Why did the prosthetic leg break up with its partner? It couldn't 'stand' the relationship!
I saw a store selling prosthetic legs with a 'buy one, get one free' offer. It was quite a 'limb-itless' deal!
Why did the prosthetic leg cross the road? To 'hobble' on the other side!
Why did the prosthetic leg go to school? Because it wanted to improve its 'stand'-ing!
What do you call a lazy prosthetic leg? An 'inactivety' limb!
Why was the prosthetic leg always calm and collected? It had good 'foot'-ing!
Why did the inventor of the prosthetic leg win an award? Because they really stepped up!
What do you call a prosthetic leg that sings? A 'limb-o' singer!

Dance-Off Duel

She challenged me to a dance-off once. I thought I had it in the bag until she pulled out the leg spins. I didn't even know that was a thing! It was like battling against a breakdancing Terminator.

Leg Day Excuse

My girlfriend with the prosthetic leg hates leg day at the gym.

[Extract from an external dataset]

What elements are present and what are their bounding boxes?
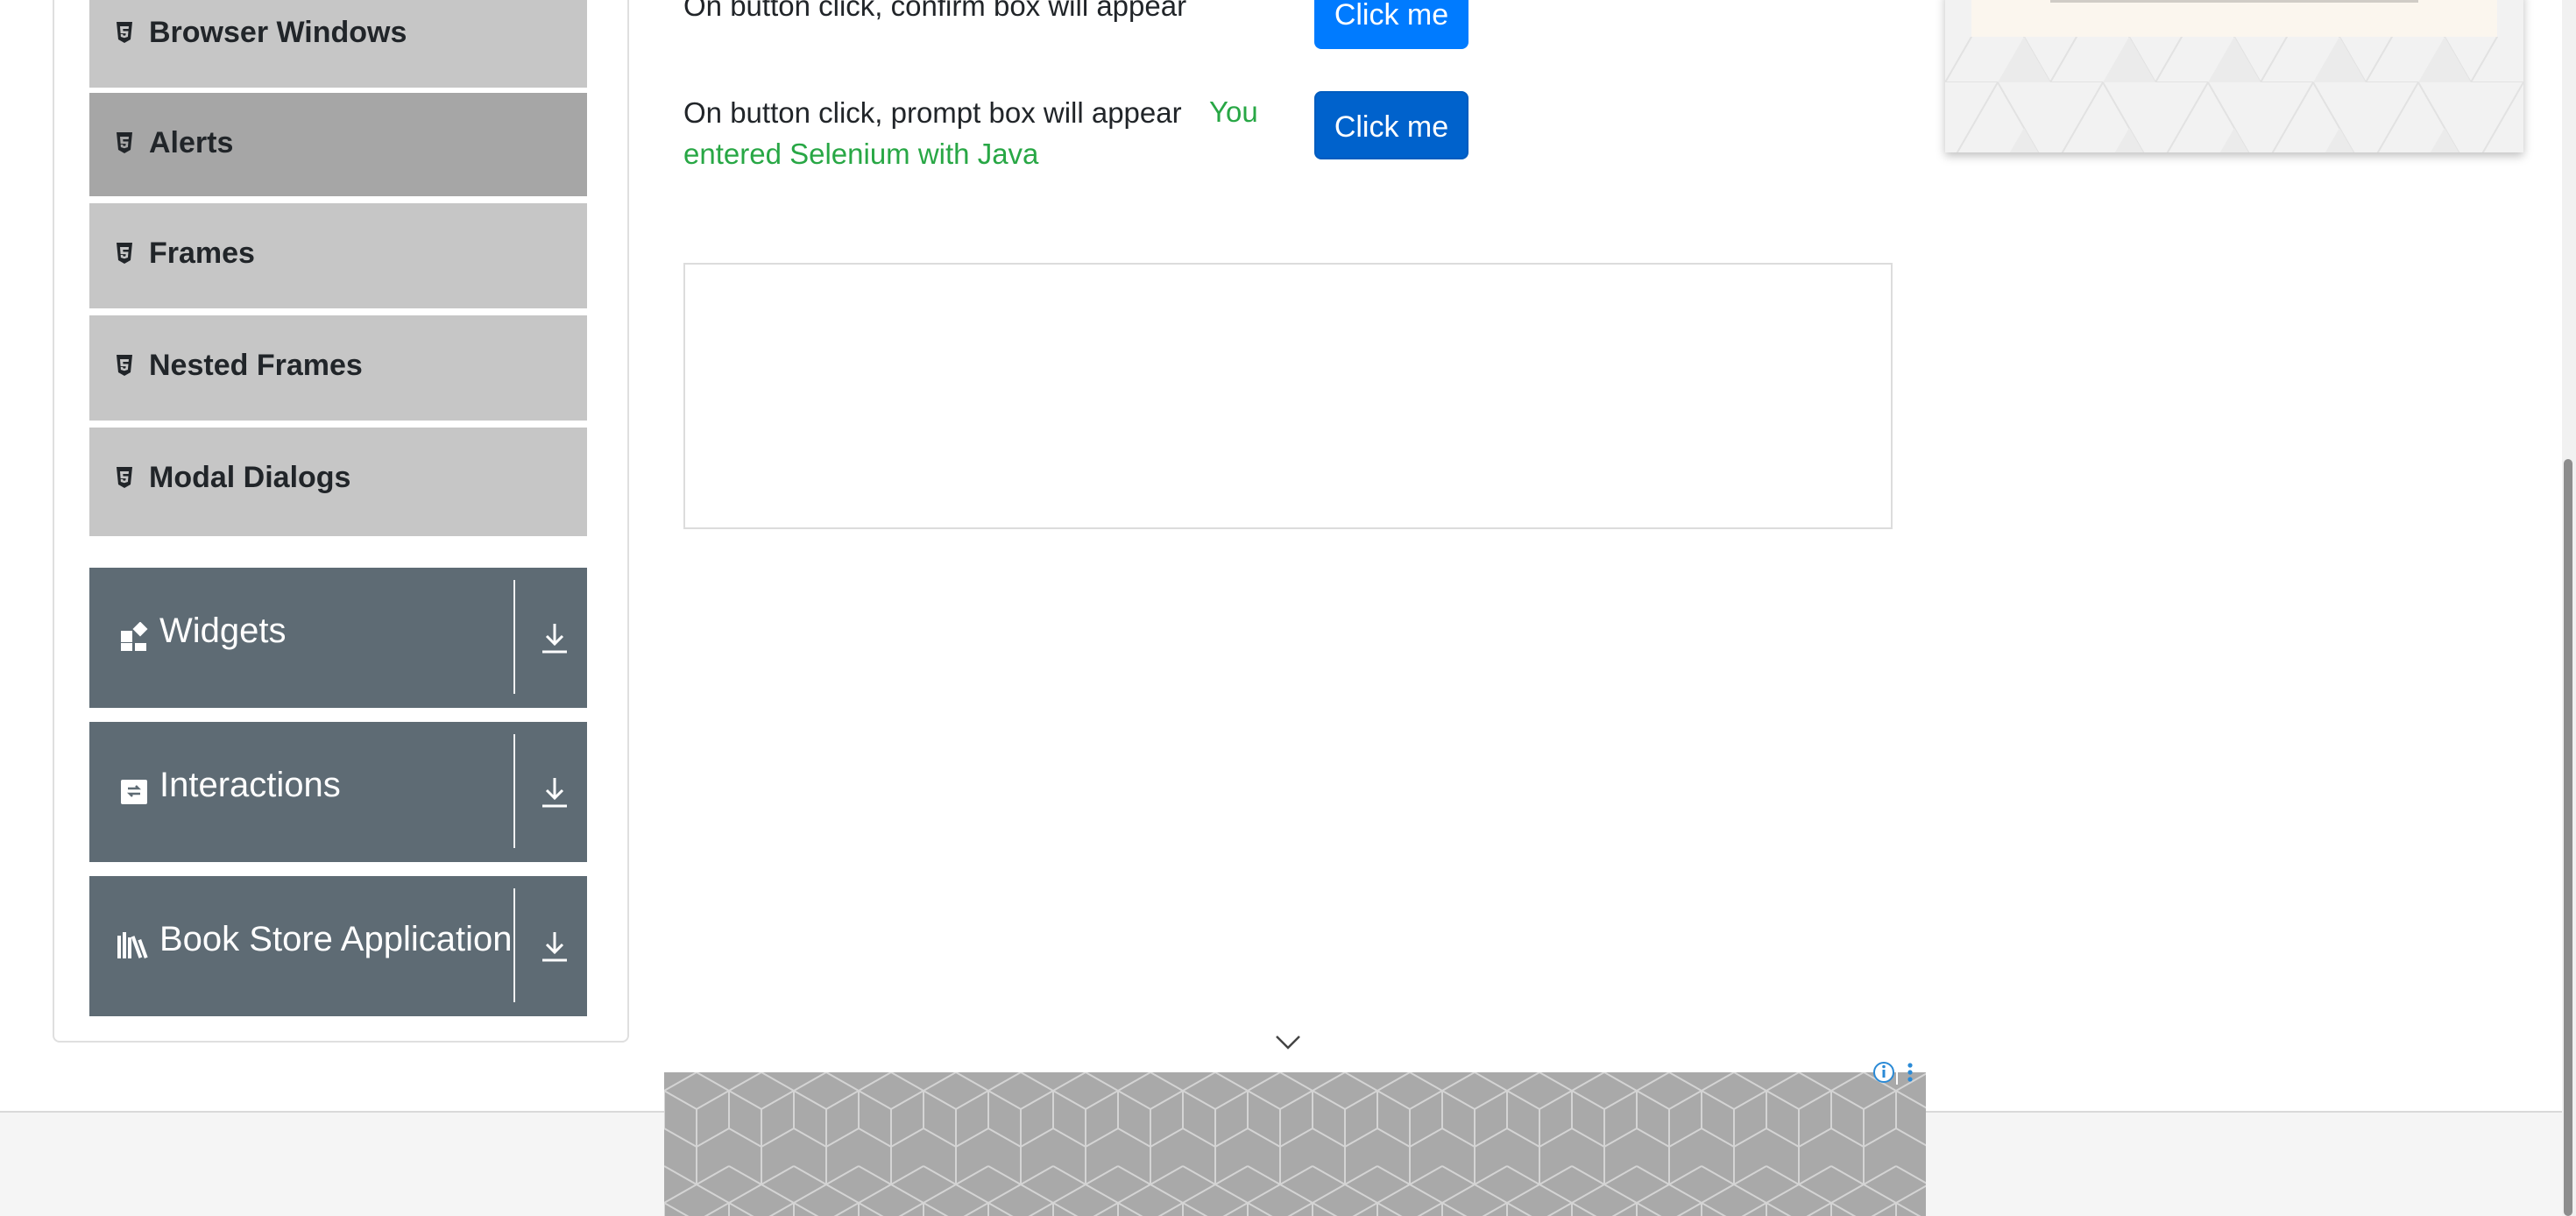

She's like, Oh no, I can't do squats today, I'm already one step ahead! I guess that's a leg up on the fitness game.

Bionic Boogie

You know, I recently dated someone with a prosthetic leg. It was like dating a superhero. I mean, she could kick my butt and still dance better than me. She had the bionic boogie down!

Airport Security Showdown

Traveling with her was always interesting. Airport security would look at the X-ray and be like, Ma'am, we need you to step aside. Your leg seems to be packing more metal than the Terminator's arm.

The Great Escape

We were at a party, and she accidentally left her prosthetic leg behind. I said, Don't worry, babe, we'll find it. Just follow the trail of people doing the robot dance!

Discount Footwear

I took her shoe shopping once, and I thought, Hey, with only one leg, you must save a fortune on shoes! Turns out, prosthetic feet are like the Ferraris of the footwear world—expensive and they still don't come in my size.

Sneaky Advantage

She always had this sneaky advantage in hide-and-seek. She'd just detach her leg, hide it somewhere, and no one could ever find her. It was like playing hide-and-seek with a magician.

Legends of the Lost Sock

We used to argue about the missing sock mystery in our laundry until one day, her prosthetic leg revealed its secret. Turns out, the washing machine had a taste for prosthetic toes. We called it the legends of the lost sock... and leg.

Breaking the Ice

The first time we met, I accidentally bumped into her, and her prosthetic leg fell off. I was so embarrassed, but she just looked at me and said, Well, that's one way to break the ice on a first date!

DIY Karaoke Mic

She found a unique use for her prosthetic leg at karaoke night. When the mic stand broke, she just detached her leg and turned it into an instant mic stand. Who needs a crutch when you've got a leg that can drop the mic?